Open Godnoken opened 1 year ago
This is currently not implemented, but does partially exist in a branch: https://github.com/XapaJIaMnu/translateLocally/tree/nativemsg-configure-cmd. Only cache size and threads can be changed there, but adding fields for the number of cache mutexes is an option. Changing the amount of memory marian is allowed to use for its workspace could be added in a similar way as the number of threads is already implemented.
See the message format here: https://github.com/XapaJIaMnu/translateLocally/blob/cf92a04e414dde9d5ffc8e65129a7d6e1dbb04eb/src/cli/NativeMsgIface.h#L239-L264
And an example of how this is used in the web extension: https://github.com/jelmervdl/translatelocally-web-ext/blob/main/src/background/TLTranslationHelper.js#L95-L98
If I may ask, what's your use case? I've so far only used it for benchmarking. My idea has been that ideally TranslateLocally would be able to figure out the optimum values by itself.
This is currently not implemented, but does partially exist in a branch: https://github.com/XapaJIaMnu/translateLocally/tree/nativemsg-configure-cmd. Only cache size and threads can be changed there, but adding fields for the number of cache mutexes is an option. Changing the amount of memory marian is allowed to use for its workspace could be added in a similar way as the number of threads is already implemented.
Brilliant, I'll give it a go. Is this something you would want to merge into main?
If I may ask, what's your use case? I've so far only used it for benchmarking. My idea has been that ideally TranslateLocally would be able to figure out the optimum values by itself.
I'm building an application that utilizes translation, where I would like to offer more advanced options for the end user. Automatic configuration would be ideal indeed, if that's possible. Are there known optimal values for maximum translation speed that are easily figured out based on CPU speed, threads, memory etc?
Brilliant, I'll give it a go. Is this something you would want to merge into main?
I suppose it should. I do want to make it a bit more robust before that, i.e. be okay with TranslateLocally adding more options without breaking when you don't provide these newer options. And make sure that if you change settings it handles the queue correctly and doesn't lose translation requests because of the restart. (Not sure if it does now, but that wasn't something that could happen in the use case I had for it.)
Are there known optimal values for maximum translation speed that are easily figured out based on CPU speed, threads, memory etc?
I thought so, but maybe not. It depends also on the application. For example, if you have more memory you can increase the batch size, which will increase throughput. But it will also increase latency a lot. So good for batch translation, less so for interactive ones. Similarly, more threads can decrease latency again for a bit, but if you're just translating single sentences (because the rest is already in cache) like TranslateLocally it doesn't have much benefit.

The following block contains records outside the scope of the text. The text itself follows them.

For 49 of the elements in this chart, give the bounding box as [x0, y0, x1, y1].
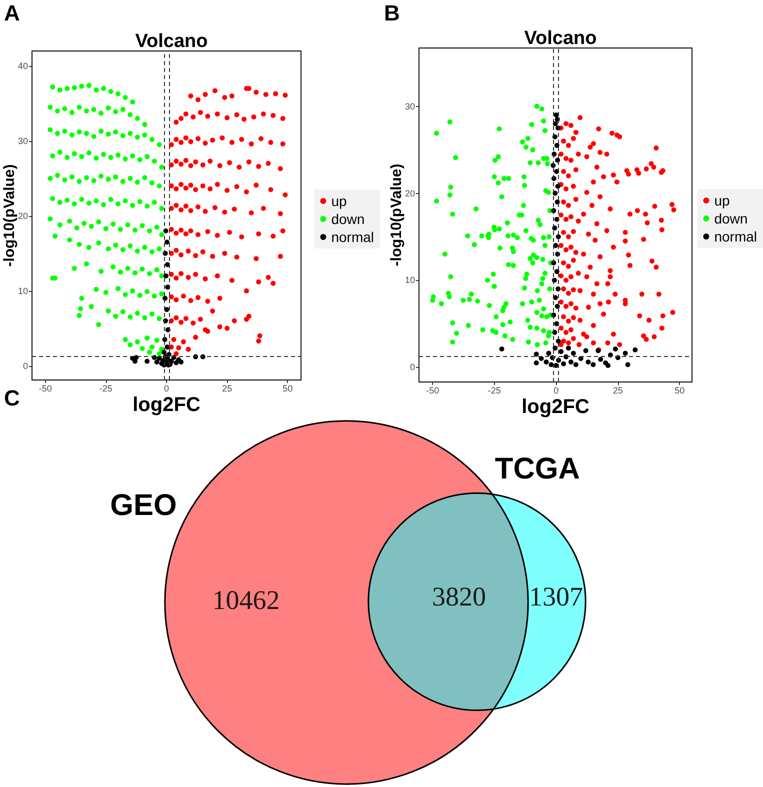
- point: [164, 273, 169, 278]
- y-tick-label: 20: [404, 188, 415, 198]
- y-tick-label: 30: [404, 101, 415, 112]
- y-tick-label: 20: [18, 210, 28, 221]
- x-tick-label: 50: [674, 386, 685, 396]
- y-axis-title: -log10(pValue): [388, 164, 405, 266]
- y-axis-title: -log10(pValue): [1, 164, 18, 267]
- chart-title: Volcano: [524, 28, 597, 49]
- y-tick-label: 10: [18, 286, 28, 296]
- x-tick-label: 25: [612, 386, 623, 396]
- legend-label: up: [714, 192, 730, 208]
- legend-label: down: [331, 211, 365, 227]
- text: A: [4, 0, 20, 26]
- chart-title: Volcano: [135, 31, 208, 52]
- y-tick-label: 0: [22, 360, 28, 371]
- x-tick-label: 50: [282, 384, 293, 394]
- point: [154, 360, 160, 365]
- x-axis-title: log2FC: [132, 394, 200, 416]
- text: C: [4, 386, 20, 410]
- point: [178, 360, 184, 365]
- legend-label: normal: [331, 229, 374, 245]
- x-tick-label: 25: [222, 384, 232, 394]
- y-tick-label: 30: [18, 136, 28, 146]
- y-tick-label: 10: [404, 275, 415, 286]
- x-tick-label: -25: [488, 386, 501, 396]
- text: B: [384, 0, 400, 26]
- x-axis-title: log2FC: [522, 396, 590, 418]
- x-tick-label: -25: [99, 384, 112, 394]
- legend-label: up: [331, 193, 347, 209]
- y-tick-label: 0: [410, 362, 415, 372]
- point: [164, 240, 170, 245]
- point: [132, 358, 138, 364]
- y-tick-label: 40: [18, 60, 28, 71]
- text: 1307: [529, 582, 583, 612]
- legend-label: down: [714, 210, 748, 226]
- x-tick-label: -50: [426, 386, 440, 396]
- point: [144, 358, 150, 364]
- text: TCGA: [494, 452, 580, 486]
- x-tick-label: -50: [38, 384, 52, 394]
- point: [164, 344, 170, 350]
- text: 10462: [212, 585, 280, 615]
- x-tick-label: 0: [554, 386, 559, 396]
- text: GEO: [110, 489, 177, 522]
- x-tick-label: 0: [164, 384, 170, 394]
- point: [164, 307, 170, 312]
- point: [134, 355, 139, 360]
- legend-label: normal: [714, 228, 758, 244]
- point: [164, 262, 170, 268]
- text: 3820: [432, 582, 486, 612]
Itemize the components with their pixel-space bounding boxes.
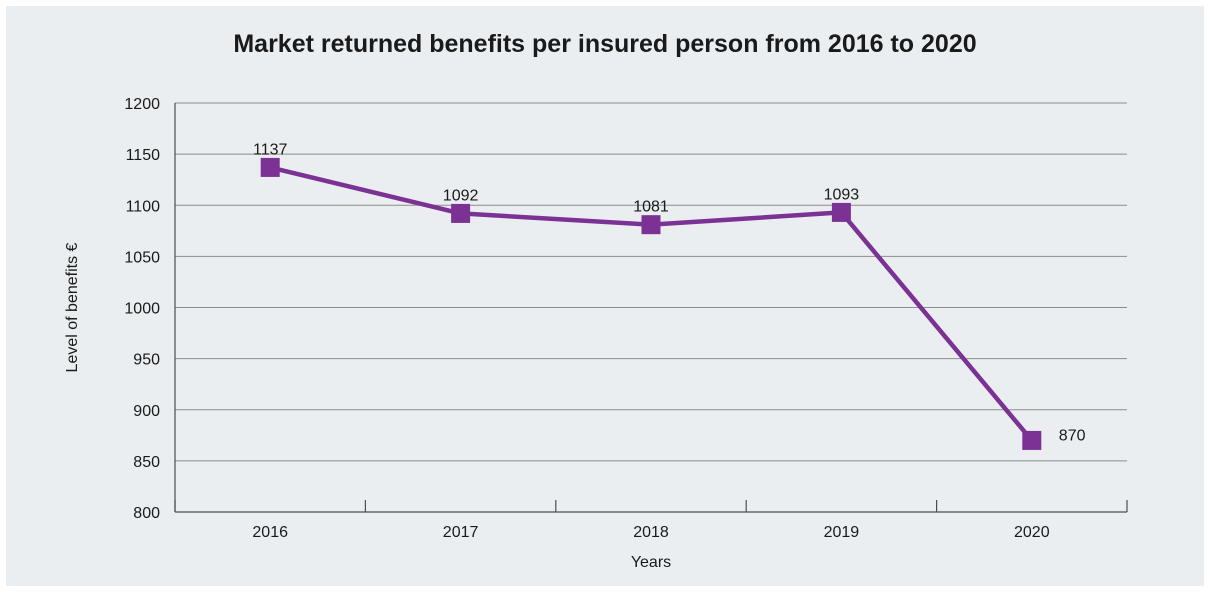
marker-2018 xyxy=(641,215,661,235)
data-label-2016: 1137 xyxy=(253,141,288,158)
marker-2019 xyxy=(831,202,851,222)
marker-2020 xyxy=(1022,430,1042,450)
y-tick-label-1150: 1150 xyxy=(126,147,161,164)
x-tick-label-2019: 2019 xyxy=(824,524,860,541)
x-tick-label-2016: 2016 xyxy=(252,524,288,541)
data-labels: 1137 1092 1081 1093 870 xyxy=(253,141,1086,444)
y-tick-label-1100: 1100 xyxy=(126,198,161,215)
y-tick-label-950: 950 xyxy=(133,352,160,369)
x-tick-label-2020: 2020 xyxy=(1014,524,1050,541)
y-tick-label-1000: 1000 xyxy=(124,301,160,318)
data-label-2017: 1092 xyxy=(443,187,479,204)
y-tick-labels: 800 850 900 950 1000 1050 1100 1150 1200 xyxy=(124,96,160,522)
data-label-2018: 1081 xyxy=(633,199,669,216)
x-tick-labels: 2016 2017 2018 2019 2020 xyxy=(252,524,1049,541)
marker-2016 xyxy=(260,157,280,177)
y-tick-label-1200: 1200 xyxy=(124,96,160,113)
chart-title: Market returned benefits per insured per… xyxy=(233,30,977,58)
y-tick-label-900: 900 xyxy=(133,403,160,420)
marker-2017 xyxy=(451,203,471,223)
y-tick-label-850: 850 xyxy=(133,454,160,471)
y-tick-label-1050: 1050 xyxy=(124,249,160,266)
y-axis-title: Level of benefits € xyxy=(64,242,81,372)
x-tick-label-2018: 2018 xyxy=(633,524,669,541)
axes xyxy=(174,103,1128,513)
x-tick-label-2017: 2017 xyxy=(443,524,479,541)
gridlines xyxy=(175,102,1127,462)
x-axis-title: Years xyxy=(631,554,671,571)
data-series xyxy=(260,157,1042,450)
y-tick-label-800: 800 xyxy=(133,505,160,522)
data-label-2020: 870 xyxy=(1059,427,1086,444)
data-label-2019: 1093 xyxy=(824,186,860,203)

I suppose it should. I do want to make it a bit more robust before that, i.e. be okay with TranslateLocally adding more options without breaking when you don't provide these newer options. And make sure that if you change settings it handles the queue correctly and doesn't lose translation requests because of the restart. (Not sure if it does now, but that wasn't something that could happen in the use case I had for it.)
I see. I haven't had the time to try the branch yet but I am still interested to use & develop that part, however, I likely won't have time to do anything for quite some time.
Another question though. I assume most translation config params from https://github.com/browsermt/marian-dev/blob/69e27d298419a2ff0e24ea7c43cad997fa8230c0/src/common/config_parser.cpp would be implemented roughly the same way?
I thought so, but maybe not. It depends also on the application. For example, if you have more memory you can increase the batch size, which will increase throughput. But it will also increase latency a lot. So good for batch translation, less so for interactive ones. Similarly, more threads can decrease latency again for a bit, but if you're just translating single sentences (because the rest is already in cache) like TranslateLocally it doesn't have much benefit.
Interesting. Thank you!
Hello again,
Is it possible to change settings like 'Threads', 'Memory per thread' and 'Translation cache' through NativeMessaging or/also when initiating the process?
If not, I'd like to make a feature request for it. I'm looking into it myself at the moment but I have very little proficiency in C++ so it may take a while.